In February, we posted an article on sleep apnea patient experiences with the CPAP machine (continuous positive airway pressure). Patients noted that the CPAP was too bulky and moved alot during sleep and thus prevented them from experiencing a true full night's sleep. It was was still instrumental in addressing sleep apnea symptoms but it wasn't effective enough. Patients needed it but ddin't want to use it. And when they did use it, it moved around too much to be 100% effective in treating their sleep apnea.

You get the picture. Sleep apnea patients understood the need for the CPAP but wondered why it had to be so big, bulky, and not air tight.

Well, in the article you're about to read, the CPAP has come a long way. It has been recognized that it can be made to be comfortable and that one size does not fit all. For example, CPAP's are now small enough to be held in one hand (as opposed to the more conventional ones that take up nearly all of your nightstand). The styles are also different. There are nasal masks, pillow masks, and full-face masks. The goal is to entice the sleep apnea patient to want to use the CPAP.

Reprinted from Philly.com
Mayo Clinic News Network
October 1, 2015
People with sleep apnea need not suffer anymore. Long gone are the days of only one or two mask options and loud, noisy and bulky CPAP machines. You can find relief if you have been diagnosed with sleep apnea — or think you may have sleep apnea — but do not want to be strapped to a mask that reminds you of Darth Vader.

Sleep apnea is a potentially serious sleep disorder in which breathing repeatedly stops and starts. You may have sleep apnea if you snore loudly and you feel tired even after a full night's sleep.

"I have been helping patients with sleep apnea for 20 years and have seen many changes in continuous positive airway pressure (CPAP) machines that deliver air pressure through a mask placed over your nose while you sleep," says Kara Grottke, Mayo Clinic Health System respiratory therapist. "The air pressure is somewhat greater than that of the surrounding air and is just enough to keep your upper airway passages open, preventing apnea and snoring."

Older devices would take up most of your nightstand, and the machine would keep both you and your significant other awake at night. Or, if you were able to adjust to the noise coming from the machine, you were waking up every hour to readjust your mask because the fit just wasn’t made for the curves and uniqueness of your face.

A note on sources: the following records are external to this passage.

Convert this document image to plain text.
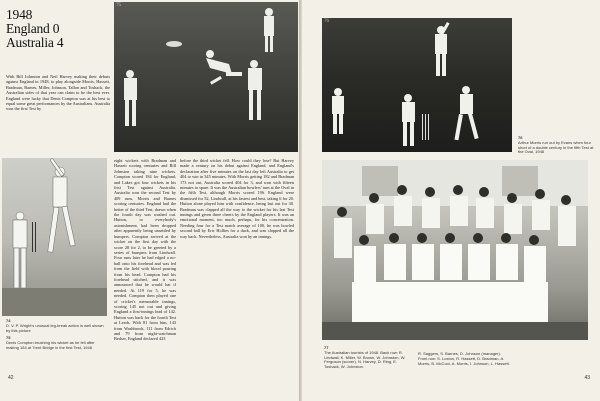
1948
England 0
Australia 4
75
With Bill Johnston and Neil Harvey making their debuts against England in 1948, to play alongside Morris, Hassett, Bradman, Barnes, Miller, Johnson, Tallon and Toshack, the Australian sides of that year can claim to be the best ever. England were lucky that Denis Compton was at his best to equal some great performances by the Australians. Australia won the first Test by
74
D. V. P. Wright's unusual leg-break action is well shown by this picture
75
Denis Compton brushing his wicket as he fell after making 184 at Trent Bridge in the first Test, 1948
eight wickets with Bradman and Hassett scoring centuries and Bill Johnston taking nine wickets. Compton scored 184 for England, and Lakes got four wickets in his first Test against Australia. Australia won the second Test by 409 runs, Morris and Barnes scoring centuries. England had the better of the third Test, drawn when the fourth day was washed out. Hutton, to everybody's astonishment, had been dropped after apparently being unsettled by bumpers. Compton arrived at the wicket on the first day with the score 28 for 2, to be greeted by a series of bumpers from Lindwall. Four runs later he had edged a no-ball onto his forehead and was led from the field with blood pouring from his head. Compton had his forehead stitched, and it was announced that he would bat if needed. At 119 for 5, he was needed. Compton then played one of cricket's memorable innings, scoring 145 not out and giving England a first-innings lead of 142. Hutton was back for the fourth Test at Leeds. With 81 from him, 143 from Washbrook, 111 from Edrich and 79 from night-watchman Bedser, England declared 423
42
before the third wicket fell. How could they lose? But Harvey made a century on his debut against England, and England's declaration after five minutes on the last day left Australia to get 404 to win in 345 minutes. With Morris getting 182 and Bradman 173 not out, Australia scored 404 for 3, and won with fifteen minutes to spare. It was the Australian bowlers' turn at the Oval in the fifth Test, although Morris scored 196. England were dismissed for 52, Lindwall, at his fastest and best, taking 6 for 20. Hutton alone played him with confidence, being last out for 30. Bradman was clapped all the way to the wicket for his last Test innings and given three cheers by the England players. It was an emotional moment, too much, perhaps, for his concentration. Needing four for a Test match average of 100, he was bowled second ball by Eric Hollies for a duck, and was clapped all the way back. Nevertheless, Australia won by an innings.
76
76
Arthur Morris run out by Evans when four short of a double century in the fifth Test at the Oval, 1948
77
The Australian tourists of 1948. Back row: R. Lindwall, K. Miller, W. Brown, W. Johnston, W. Ferguson (scorer), N. Harvey, D. Ring, E. Toshack, W. Johnston.
R. Saggers, S. Barnes, D. Johnson (manager). Front row: S. Loxton, R. Hassett, D. Bradman, A. Morris, B. McCool, A. Morris, I. Johnson, L. Hassett.
43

The machines now are small enough they can be held in one hand and, when coupled with a good mask seal, are whisper-quiet when in use. Manufacturers have heard the consumer and agree that one or two sizes do not fit all. There also are many mask options, sizes and styles from which to choose:
  • Nasal-style masks are small, lightweight and fit over your nose.
  • Pillow-style masks fit just under your nostrils. These are quite small and feel like hardly anything is on your face.
  • Full face-style masks fit over your mouth and nose, but they are much more lightweight and look and feel very different from the big bulky masks from years ago.
"I understand that the thought of going to bed with something attached to your face and blowing air may seem undesirable," adds Grottke. "However, I continually hear from patients that they didn’t realize how much they were missing out on before they used a CPAP machine. They knew they were tired, and that untreated sleep apnea had many health consequences, but they didn’t know how good they could feel." Using a CPAP machine can be frustrating at first, but it is important to stick with it. With time and patience, CPAP can positively affect your quality of life and health.